Duymayı, konuşmaktan daha çok iste
Hz. Ali (a.s.) buyurdu ki: “Eskiden ilahi bir kardeşim vardı. Ağrısını, dindikten sonra söylerdi. Söylediği şeyi yapar, yapmadığı şeyi söylemezdi. Sözde mağlup olsa da susmakta mağlup olmazdı. Duymayı, konuşmaktan daha çok isterdi. Siz de bu çeşit huylara sarılın, onları elde etmek için yarışın”
04.07.2023 10:20:00
Hakan Akkuş
Hakan Akkuş





Kaderden sorduklarında, Hz. Ali (a.s.) şöyle buyurdular: "Karanlık bir yoldur, o yola girmeyiniz; derin bir denizdir, ona dalmayınız; ilahi bir sırdır, onu keşfetmek için kendinizi zahmete düşürmeyiniz."

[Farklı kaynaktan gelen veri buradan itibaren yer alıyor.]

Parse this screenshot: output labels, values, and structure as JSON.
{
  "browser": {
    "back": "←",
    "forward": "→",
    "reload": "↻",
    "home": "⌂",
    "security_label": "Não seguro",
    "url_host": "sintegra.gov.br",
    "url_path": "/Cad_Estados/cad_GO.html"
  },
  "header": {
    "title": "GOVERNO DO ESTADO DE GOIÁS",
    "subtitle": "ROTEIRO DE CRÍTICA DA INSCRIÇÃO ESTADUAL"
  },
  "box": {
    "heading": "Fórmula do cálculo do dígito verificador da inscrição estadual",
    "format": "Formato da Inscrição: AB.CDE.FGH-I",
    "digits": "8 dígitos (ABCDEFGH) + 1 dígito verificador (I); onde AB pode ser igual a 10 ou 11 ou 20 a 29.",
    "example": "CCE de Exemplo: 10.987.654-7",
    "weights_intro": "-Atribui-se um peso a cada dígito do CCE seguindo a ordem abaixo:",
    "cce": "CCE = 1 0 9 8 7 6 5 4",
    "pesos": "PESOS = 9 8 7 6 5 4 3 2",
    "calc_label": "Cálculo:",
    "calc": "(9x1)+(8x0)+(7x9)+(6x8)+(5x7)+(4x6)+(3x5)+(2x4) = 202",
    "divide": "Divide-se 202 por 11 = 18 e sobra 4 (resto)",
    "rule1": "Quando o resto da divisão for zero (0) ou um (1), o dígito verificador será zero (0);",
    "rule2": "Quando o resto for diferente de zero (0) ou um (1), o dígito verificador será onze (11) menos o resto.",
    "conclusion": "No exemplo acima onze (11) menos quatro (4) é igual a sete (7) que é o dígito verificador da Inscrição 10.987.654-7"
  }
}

Hz. Ali (a.s.), Eş'as b. Kays'a, oğlunun ölümünden dolayı baş sağlığı dileyerek şöyle buyurdu: "Ey Eş'as, eğer oğluna üzülüyorsan, bu yakınlığın bir gereğidir. Eğer sabredersen Allah'ın her musibete karşı bir mükâfatı vardır. Ey Eş'as, eğer sabredersen hakkında ilahi takdir gerçekleşir ve ecrini alırsın ama sabretmezsen yine ilahi takdir gerçekleşir ve sen günahkâr sayılırsın. Ey Eş'as, oğlun (dünyaya geldiğinde) seni sevindirdi; bu senin için bir imtihan ve denemeydi ve (ölümüyle) seni üzdü; bu da senin için sevap ve rahmettir."

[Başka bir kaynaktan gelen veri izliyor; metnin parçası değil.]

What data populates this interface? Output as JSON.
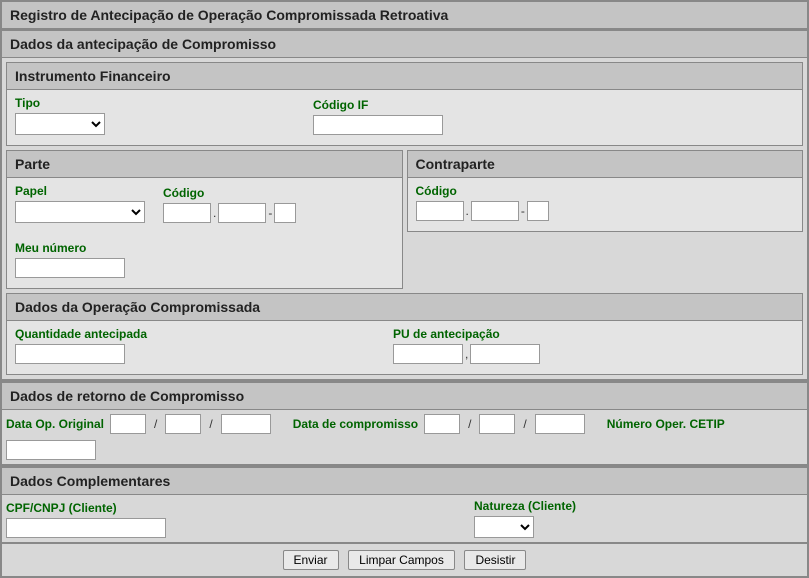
{
  "page_title": "Registro de Antecipação de Operação Compromissada Retroativa",
  "section_dados_antecipacao_title": "Dados da antecipação de Compromisso",
  "instrumento": {
    "title": "Instrumento Financeiro",
    "tipo_label": "Tipo",
    "tipo_value": "",
    "codigo_if_label": "Código IF",
    "codigo_if_value": ""
  },
  "parte": {
    "title": "Parte",
    "papel_label": "Papel",
    "papel_value": "",
    "codigo_label": "Código",
    "codigo_a": "",
    "codigo_b": "",
    "codigo_c": "",
    "meu_numero_label": "Meu número",
    "meu_numero_value": ""
  },
  "contraparte": {
    "title": "Contraparte",
    "codigo_label": "Código",
    "codigo_a": "",
    "codigo_b": "",
    "codigo_c": ""
  },
  "dados_operacao": {
    "title": "Dados da Operação Compromissada",
    "quantidade_label": "Quantidade antecipada",
    "quantidade_value": "",
    "pu_label": "PU de antecipação",
    "pu_int": "",
    "pu_dec": ""
  },
  "dados_retorno": {
    "title": "Dados de retorno de Compromisso",
    "data_op_original_label": "Data Op. Original",
    "data_op_original_d": "",
    "data_op_original_m": "",
    "data_op_original_y": "",
    "data_compromisso_label": "Data de compromisso",
    "data_compromisso_d": "",
    "data_compromisso_m": "",
    "data_compromisso_y": "",
    "numero_cetip_label": "Número Oper. CETIP",
    "numero_cetip_value": ""
  },
  "dados_complementares": {
    "title": "Dados Complementares",
    "cpf_cnpj_label": "CPF/CNPJ (Cliente)",
    "cpf_cnpj_value": "",
    "natureza_label": "Natureza (Cliente)",
    "natureza_value": ""
  },
  "buttons": {
    "enviar": "Enviar",
    "limpar": "Limpar Campos",
    "desistir": "Desistir"
  }
}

Defni sırasında Resûlullah'ın kabri başında ise şöyle buyurdu: "Sabır güzeldir, ancak senin için değil. Sabırsızlık kötüdür fakat senin için olan müstesna. Senin musibetine uğramanın üzüntüsü oldukça büyüktür; (ama) senden önceki ve sonraki musibetler bunun yanında küçüktür."
"Doğu ile batı arasındaki mesafe ne kadardır?" diye sorduklarında şöyle buyurdular: "Güneşin bir gün gittiği yol mesafesi kadardır."
Buyurdu ki:
"Sizinle öğüt arasında, gurur ve bencillik perdesi vardır."

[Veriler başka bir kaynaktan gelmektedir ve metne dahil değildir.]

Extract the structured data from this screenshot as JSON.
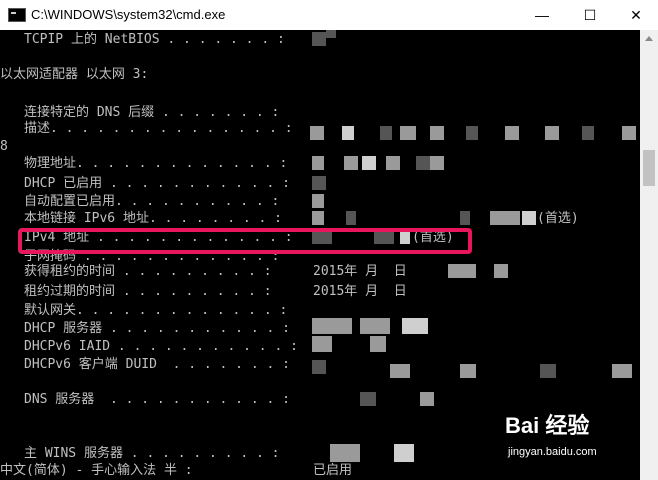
{
  "window": {
    "title": "C:\\WINDOWS\\system32\\cmd.exe",
    "minimize": "—",
    "maximize": "☐",
    "close": "✕"
  },
  "console": {
    "top_label": "TCPIP 上的 NetBIOS . . . . . . . :",
    "adapter_header": "以太网适配器 以太网 3:",
    "dns_suffix": "连接特定的 DNS 后缀 . . . . . . . :",
    "description": "描述. . . . . . . . . . . . . . . :",
    "wrap_char": "8",
    "physical": "物理地址. . . . . . . . . . . . . :",
    "dhcp_enabled": "DHCP 已启用 . . . . . . . . . . . :",
    "autoconf": "自动配置已启用. . . . . . . . . . :",
    "ipv6": "本地链接 IPv6 地址. . . . . . . . :",
    "ipv6_suffix": "(首选)",
    "ipv4": "IPv4 地址 . . . . . . . . . . . . :",
    "ipv4_suffix": "(首选)",
    "subnet": "子网掩码 . . . . . . . . . . . . :",
    "lease_obtained": "获得租约的时间 . . . . . . . . . :",
    "lease_obtained_val": "2015年 月  日",
    "lease_expires": "租约过期的时间 . . . . . . . . . :",
    "lease_expires_val": "2015年 月  日",
    "gateway": "默认网关. . . . . . . . . . . . . :",
    "dhcp_server": "DHCP 服务器 . . . . . . . . . . . :",
    "iaid": "DHCPv6 IAID . . . . . . . . . . . :",
    "duid": "DHCPv6 客户端 DUID  . . . . . . . :",
    "dns_servers": "DNS 服务器  . . . . . . . . . . . :",
    "wins": "主 WINS 服务器 . . . . . . . . . :",
    "ime_status": "中文(简体) - 手心输入法 半 :",
    "ime_value": "已启用"
  },
  "watermark": {
    "brand": "Bai  经验",
    "site": "jingyan.baidu.com"
  },
  "colors": {
    "highlight": "#e8175d",
    "console_bg": "#000000",
    "console_text": "#c0c0c0"
  }
}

"Cahilleriniz gereksiz yere işi arttırır; âlimleriniz ise olması gerekeni erteler."
"İlim, bahanecilere her türlü özür kapısını kapatmıştır."
"Ölümü acele irade edilenler, mühlet istiyorlar; mühlet verilenler ise ertelenmesini diliyorlar."
"Halkın ne mutlu ona dediği kimseye, zaman kötü bir günü gizler."
"Allah bir kulu rezil ettiği zaman, ilmi ondan men eder (onu ilimden mahrum kılar)."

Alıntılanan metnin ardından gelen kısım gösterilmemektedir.